Studio album by Glykeria
- Released: July 13, 1998
- Genre: Modern Laika, Pop
- Language: Greek
- Label: Sony Music Greece/Columbia
- Producer: Stelios Fotiadis

Glykeria chronology
| I Glykeria Tragoudai Antoni Vardi (1996) | Maska Μάσκα (1998) | Aniksi (2004) |

Singles from Maska
- "Anapnoi Anatoli" Released: January 1998; "Agapi Hioni" Released: 1998; "Hathikame" Released: 1998; "Maska" Released: 1998; "Mia Ginaika" Released: 1998; "Pantou" Released: 1998;

= Maska (album) =

Maska (Greek: Μάσκα; English: Mask) is a successful studio album by Greek artist Glykeria. It was released in early 1998 by Sony Music Greece and comprises the previous single Anapnoi Anatoli. The album was certified Gold by IFPI Greece.
The album also includes three well-known collaborations including internationally renowned Natasha Atlas and Pashalis Terzis.

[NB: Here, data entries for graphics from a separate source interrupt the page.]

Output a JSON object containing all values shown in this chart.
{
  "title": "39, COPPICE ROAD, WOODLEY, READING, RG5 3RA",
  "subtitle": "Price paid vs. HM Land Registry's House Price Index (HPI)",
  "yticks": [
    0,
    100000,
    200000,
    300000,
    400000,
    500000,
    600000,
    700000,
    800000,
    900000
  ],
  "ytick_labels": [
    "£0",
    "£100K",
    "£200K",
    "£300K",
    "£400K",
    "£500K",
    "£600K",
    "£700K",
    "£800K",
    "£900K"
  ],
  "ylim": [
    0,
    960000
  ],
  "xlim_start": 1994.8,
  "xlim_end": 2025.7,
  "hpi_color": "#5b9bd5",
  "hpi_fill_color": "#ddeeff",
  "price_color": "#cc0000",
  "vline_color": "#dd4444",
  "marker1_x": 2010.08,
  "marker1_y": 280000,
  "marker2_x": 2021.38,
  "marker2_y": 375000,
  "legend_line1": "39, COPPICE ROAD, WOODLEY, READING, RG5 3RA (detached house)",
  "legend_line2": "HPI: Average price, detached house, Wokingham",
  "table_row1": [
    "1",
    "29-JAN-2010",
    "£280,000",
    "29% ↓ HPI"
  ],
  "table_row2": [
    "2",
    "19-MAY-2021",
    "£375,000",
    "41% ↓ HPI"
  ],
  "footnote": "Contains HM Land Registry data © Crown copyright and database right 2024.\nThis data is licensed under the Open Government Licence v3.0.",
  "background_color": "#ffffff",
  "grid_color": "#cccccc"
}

It received a three-star rating from AllMusic, which described it as "an engaging collection of contemporary and traditional Greek songs as performed by Glykeria, one of the most popular vocalists in Greece."

==Track listing==

| No. | Title | Length |
|---|---|---|
| 1. | "Mia Ginaika" (One woman) | 4:16 |
| 2. | "Pantou" (Everywhere) | 3:57 |
| 3. | "Anapnoi Anatoli" (Breaths from the east) | 4:00 |
| 4. | "Anna" (Anna) | 4:46 |
| 5. | "Agapi Hioni (feat. Natasha Atlas)" (Love as snow) | 4:36 |
| 6. | "Efiges Kai Eisai Akoma Edo" (You've gone and you're still here) | 4:02 |
| 7. | "Hathikame (feat. Pashalis Terzis)" (We're lost) | 4:12 |
| 8. | "Pire Na Vradiazei" (Its getting late) | 3:50 |
| 9. | "Giftisa Psihi Mou" (My soul is a gyps) | 4:03 |
| 10. | "S'Afto To Galaksia" (In this galaxy) | 3:57 |
| 11. | "Agapes Mou" (My loves) | 4:07 |
| 12. | "Feggarades Stis Kiklades" (The moon on the Cyclades) | 4:01 |
| 13. | "Ti Na Ftei" (Whose at fault) | 3:59 |
| 14. | "Na Paroume Fotia" (We are going to be set alight) | 3:47 |
| 15. | "Fos I Agapi Sou" (Your love is like light) | 3:30 |
| 16. | "Maska" (Mask) | 4:58 |

==Chart performance==
Maska was a successful album in Cyprus and Greece. The album was certified Gold in Greece within four months of its release.